When young men in traditional Jewish circles near their wedding date, they are encouraged to study some key texts about marital intimacy, like Baalei HaNefesh of the Raavad, and Igeres HaKodesh of the Ramban. These texts are many hundreds of years old, but postmodern in their outlook. They are powerful enough to make an impact even on males in the full bloom of their hormonal rushes. A new couple learns that their physical attraction can function to help two dissimilar individuals through the difficult labor of putting aside their differences and becoming one unit. Minimally, it serves as a prod against the male hesitation to commit. It can add freshness to a marriage that might otherwise fade with habituation. The Talmud itself suggests that the monthly separation of husband and wife through the laws of family purity serves to reunite them afterwards with the emotional charge of a groom for his bride.
These texts, though, don’t stop at the pragmatic.
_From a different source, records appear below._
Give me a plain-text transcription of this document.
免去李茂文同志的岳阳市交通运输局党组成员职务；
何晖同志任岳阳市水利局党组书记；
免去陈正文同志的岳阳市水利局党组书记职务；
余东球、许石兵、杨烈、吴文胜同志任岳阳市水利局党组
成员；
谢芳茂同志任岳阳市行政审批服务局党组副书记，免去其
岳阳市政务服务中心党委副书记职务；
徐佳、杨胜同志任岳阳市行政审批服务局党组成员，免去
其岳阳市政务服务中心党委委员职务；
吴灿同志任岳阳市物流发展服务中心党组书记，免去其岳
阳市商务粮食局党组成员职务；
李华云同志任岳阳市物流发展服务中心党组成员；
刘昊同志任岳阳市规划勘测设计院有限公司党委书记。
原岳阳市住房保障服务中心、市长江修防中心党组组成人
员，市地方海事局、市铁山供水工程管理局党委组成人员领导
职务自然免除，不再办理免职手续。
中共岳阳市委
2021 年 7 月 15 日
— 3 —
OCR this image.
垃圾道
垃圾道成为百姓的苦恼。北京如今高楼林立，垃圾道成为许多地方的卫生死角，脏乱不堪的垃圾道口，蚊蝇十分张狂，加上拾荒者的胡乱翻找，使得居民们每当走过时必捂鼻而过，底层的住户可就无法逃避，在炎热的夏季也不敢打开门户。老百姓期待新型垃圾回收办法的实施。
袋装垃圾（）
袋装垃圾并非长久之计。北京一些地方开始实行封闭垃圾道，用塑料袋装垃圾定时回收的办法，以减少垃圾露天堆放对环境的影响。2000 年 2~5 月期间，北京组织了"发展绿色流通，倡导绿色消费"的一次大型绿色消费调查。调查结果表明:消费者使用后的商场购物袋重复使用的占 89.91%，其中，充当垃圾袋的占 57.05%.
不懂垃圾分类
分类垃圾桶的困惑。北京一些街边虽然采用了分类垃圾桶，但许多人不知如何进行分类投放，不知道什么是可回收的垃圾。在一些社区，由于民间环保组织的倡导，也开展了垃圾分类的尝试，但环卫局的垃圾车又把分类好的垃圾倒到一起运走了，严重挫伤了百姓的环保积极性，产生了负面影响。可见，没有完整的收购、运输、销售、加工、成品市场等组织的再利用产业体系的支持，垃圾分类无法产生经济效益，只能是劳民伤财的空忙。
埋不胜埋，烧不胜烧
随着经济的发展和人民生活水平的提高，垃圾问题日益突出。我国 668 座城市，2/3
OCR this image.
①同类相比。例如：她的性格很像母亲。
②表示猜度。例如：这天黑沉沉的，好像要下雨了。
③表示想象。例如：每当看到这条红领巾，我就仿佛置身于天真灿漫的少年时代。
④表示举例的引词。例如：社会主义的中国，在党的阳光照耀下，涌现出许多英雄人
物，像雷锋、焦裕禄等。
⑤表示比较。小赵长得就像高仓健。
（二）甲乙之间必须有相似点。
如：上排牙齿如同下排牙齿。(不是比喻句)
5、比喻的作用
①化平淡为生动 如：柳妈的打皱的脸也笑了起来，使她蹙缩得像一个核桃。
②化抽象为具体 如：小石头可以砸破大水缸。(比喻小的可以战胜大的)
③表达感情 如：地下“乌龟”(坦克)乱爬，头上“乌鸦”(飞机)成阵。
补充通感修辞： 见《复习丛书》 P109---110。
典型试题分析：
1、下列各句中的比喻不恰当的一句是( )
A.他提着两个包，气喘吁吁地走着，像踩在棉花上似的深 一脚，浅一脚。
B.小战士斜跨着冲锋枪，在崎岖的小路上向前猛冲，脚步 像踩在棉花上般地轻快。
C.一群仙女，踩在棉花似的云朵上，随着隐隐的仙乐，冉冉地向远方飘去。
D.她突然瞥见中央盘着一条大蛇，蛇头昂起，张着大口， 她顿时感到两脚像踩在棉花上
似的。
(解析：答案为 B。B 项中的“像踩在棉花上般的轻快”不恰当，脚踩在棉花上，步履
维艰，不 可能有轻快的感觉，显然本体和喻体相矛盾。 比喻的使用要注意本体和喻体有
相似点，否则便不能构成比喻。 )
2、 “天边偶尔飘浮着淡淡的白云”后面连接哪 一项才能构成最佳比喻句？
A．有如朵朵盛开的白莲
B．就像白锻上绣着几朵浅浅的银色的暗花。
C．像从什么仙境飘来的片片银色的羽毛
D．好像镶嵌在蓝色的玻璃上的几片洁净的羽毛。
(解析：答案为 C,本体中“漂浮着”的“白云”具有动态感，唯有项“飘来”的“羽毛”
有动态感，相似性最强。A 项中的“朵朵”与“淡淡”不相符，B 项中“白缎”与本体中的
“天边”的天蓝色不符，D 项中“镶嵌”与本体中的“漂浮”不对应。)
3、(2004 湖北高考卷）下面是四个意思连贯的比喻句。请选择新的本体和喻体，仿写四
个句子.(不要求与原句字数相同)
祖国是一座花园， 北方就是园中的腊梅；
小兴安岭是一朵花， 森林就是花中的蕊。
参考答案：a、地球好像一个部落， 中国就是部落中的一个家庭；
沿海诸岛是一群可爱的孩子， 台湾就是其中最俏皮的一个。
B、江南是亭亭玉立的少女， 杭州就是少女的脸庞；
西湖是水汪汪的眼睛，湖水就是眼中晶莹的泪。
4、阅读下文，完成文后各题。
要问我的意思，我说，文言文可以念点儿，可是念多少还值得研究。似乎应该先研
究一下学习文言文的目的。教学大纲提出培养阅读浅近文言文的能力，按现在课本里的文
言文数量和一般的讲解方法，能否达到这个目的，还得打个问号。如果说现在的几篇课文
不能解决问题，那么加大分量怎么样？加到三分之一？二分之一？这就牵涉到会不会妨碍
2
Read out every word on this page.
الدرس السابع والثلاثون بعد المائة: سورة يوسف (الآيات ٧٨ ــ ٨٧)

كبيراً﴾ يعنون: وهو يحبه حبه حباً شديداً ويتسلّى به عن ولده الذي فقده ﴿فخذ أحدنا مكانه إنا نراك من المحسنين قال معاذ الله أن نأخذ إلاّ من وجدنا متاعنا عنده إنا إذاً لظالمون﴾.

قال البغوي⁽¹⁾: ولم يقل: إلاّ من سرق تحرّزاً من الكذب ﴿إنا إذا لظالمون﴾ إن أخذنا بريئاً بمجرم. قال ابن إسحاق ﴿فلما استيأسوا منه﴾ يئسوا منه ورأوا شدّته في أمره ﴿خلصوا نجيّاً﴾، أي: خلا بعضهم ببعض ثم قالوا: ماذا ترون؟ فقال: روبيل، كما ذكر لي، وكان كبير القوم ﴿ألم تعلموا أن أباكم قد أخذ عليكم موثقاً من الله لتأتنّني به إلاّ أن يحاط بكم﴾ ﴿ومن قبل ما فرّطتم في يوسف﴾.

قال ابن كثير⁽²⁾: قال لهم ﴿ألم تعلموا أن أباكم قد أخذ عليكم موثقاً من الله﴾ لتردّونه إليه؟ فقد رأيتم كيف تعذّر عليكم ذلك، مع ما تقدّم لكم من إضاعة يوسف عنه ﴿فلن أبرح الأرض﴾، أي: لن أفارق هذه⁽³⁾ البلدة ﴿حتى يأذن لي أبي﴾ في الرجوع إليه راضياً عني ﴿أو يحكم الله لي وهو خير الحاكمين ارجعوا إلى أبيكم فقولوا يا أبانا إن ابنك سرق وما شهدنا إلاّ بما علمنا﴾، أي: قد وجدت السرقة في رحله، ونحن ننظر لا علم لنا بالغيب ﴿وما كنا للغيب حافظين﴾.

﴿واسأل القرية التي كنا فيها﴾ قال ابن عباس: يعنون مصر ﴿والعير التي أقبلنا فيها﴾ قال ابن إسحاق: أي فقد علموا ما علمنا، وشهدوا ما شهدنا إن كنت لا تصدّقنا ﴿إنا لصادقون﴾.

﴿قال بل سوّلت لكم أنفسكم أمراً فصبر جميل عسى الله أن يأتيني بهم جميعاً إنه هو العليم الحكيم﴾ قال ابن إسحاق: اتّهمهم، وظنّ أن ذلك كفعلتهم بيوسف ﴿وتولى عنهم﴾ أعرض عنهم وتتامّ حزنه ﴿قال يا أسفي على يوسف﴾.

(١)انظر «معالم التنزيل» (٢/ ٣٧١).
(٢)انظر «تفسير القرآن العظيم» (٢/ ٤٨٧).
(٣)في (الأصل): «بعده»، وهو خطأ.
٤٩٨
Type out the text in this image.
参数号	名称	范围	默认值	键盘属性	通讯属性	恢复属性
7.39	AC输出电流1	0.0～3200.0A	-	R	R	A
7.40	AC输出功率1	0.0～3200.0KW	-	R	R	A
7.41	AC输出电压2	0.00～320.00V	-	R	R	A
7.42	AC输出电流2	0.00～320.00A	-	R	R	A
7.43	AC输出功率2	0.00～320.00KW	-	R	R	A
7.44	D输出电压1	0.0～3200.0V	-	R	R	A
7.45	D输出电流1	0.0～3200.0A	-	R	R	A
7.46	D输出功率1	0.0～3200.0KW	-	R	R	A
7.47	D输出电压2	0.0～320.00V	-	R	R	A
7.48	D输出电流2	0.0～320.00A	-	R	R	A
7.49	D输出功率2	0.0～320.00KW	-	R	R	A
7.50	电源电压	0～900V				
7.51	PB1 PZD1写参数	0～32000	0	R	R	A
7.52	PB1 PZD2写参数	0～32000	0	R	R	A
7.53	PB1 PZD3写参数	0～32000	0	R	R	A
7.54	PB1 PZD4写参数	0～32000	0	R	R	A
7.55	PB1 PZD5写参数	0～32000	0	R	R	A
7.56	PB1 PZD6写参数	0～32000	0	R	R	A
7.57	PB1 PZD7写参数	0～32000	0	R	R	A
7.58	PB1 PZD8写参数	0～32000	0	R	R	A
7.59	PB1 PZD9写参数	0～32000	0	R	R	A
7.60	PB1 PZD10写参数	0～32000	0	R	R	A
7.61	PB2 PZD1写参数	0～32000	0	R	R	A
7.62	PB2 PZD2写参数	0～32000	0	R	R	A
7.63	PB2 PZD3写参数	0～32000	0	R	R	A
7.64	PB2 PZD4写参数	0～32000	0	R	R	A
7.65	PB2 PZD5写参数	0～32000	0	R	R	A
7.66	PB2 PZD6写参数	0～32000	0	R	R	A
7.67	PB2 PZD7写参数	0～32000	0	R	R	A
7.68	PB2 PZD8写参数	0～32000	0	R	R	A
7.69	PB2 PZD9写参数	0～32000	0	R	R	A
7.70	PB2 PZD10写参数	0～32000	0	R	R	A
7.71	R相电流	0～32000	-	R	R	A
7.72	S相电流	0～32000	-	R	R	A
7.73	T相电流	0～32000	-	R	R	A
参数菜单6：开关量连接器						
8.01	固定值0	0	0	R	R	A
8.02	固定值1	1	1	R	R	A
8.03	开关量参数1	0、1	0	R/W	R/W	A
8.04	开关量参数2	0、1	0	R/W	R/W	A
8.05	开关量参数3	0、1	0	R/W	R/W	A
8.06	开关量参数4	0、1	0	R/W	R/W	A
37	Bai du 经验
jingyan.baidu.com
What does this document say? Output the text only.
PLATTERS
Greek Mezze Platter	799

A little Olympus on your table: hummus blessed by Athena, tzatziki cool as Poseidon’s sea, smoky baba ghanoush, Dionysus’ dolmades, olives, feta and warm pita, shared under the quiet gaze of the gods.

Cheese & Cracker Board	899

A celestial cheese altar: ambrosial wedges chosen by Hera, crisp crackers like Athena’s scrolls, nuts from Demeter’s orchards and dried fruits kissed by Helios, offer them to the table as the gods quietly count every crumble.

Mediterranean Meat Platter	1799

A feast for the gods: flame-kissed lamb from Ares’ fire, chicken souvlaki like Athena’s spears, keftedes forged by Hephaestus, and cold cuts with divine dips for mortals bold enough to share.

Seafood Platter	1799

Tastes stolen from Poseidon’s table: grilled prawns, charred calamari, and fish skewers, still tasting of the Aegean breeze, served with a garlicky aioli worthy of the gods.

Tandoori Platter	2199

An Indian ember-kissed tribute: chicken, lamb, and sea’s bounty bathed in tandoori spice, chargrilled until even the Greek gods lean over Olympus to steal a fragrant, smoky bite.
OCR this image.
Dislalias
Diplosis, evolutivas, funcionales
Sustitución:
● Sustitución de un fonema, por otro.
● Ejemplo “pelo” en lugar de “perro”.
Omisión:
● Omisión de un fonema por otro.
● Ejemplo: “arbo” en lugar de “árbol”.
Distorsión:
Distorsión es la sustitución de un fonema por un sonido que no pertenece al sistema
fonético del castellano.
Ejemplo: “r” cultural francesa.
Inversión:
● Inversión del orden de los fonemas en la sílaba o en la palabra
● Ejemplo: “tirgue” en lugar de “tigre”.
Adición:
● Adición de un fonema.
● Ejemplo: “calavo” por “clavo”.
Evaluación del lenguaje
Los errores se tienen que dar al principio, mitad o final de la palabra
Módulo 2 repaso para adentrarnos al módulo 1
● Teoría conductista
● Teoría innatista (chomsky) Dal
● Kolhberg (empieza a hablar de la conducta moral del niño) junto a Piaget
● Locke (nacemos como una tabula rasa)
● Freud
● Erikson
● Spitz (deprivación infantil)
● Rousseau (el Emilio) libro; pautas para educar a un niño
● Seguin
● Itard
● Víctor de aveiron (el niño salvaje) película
They offer a glimpse of something that may be beyond the grasp of the typical newlywed couple, but is important for them to know and strive for in the years ahead. Intimacy, on a higher level, is a manner of communication without words. It is not, as Savage would have it, identical with “love,” but a way of expressing and relating the love that beats within the hearts of the couple. That love can grow stronger, not weaker, even as physical attraction between unrelated people might gently wane in succumb to the ravages of time. These texts underscore the holiness of intimacy. They explain that the Torah’s ideal for maritial intimacy is to concentrate on the person, rather than on body parts.
These are worthy goals, consistent with the idée fixe of Judaism – elevating the mundane and turning it into the holy. Even without the lofty embellishments, lots of ordinary folks – Jewish and non-Jewish – fully intuit that there is more to love, more to the nuclear family, than mutually providing pleasure. If Jack and Ennis couldn’t grasp that, let them ride off into the sunset together, and leave the rest of us alone.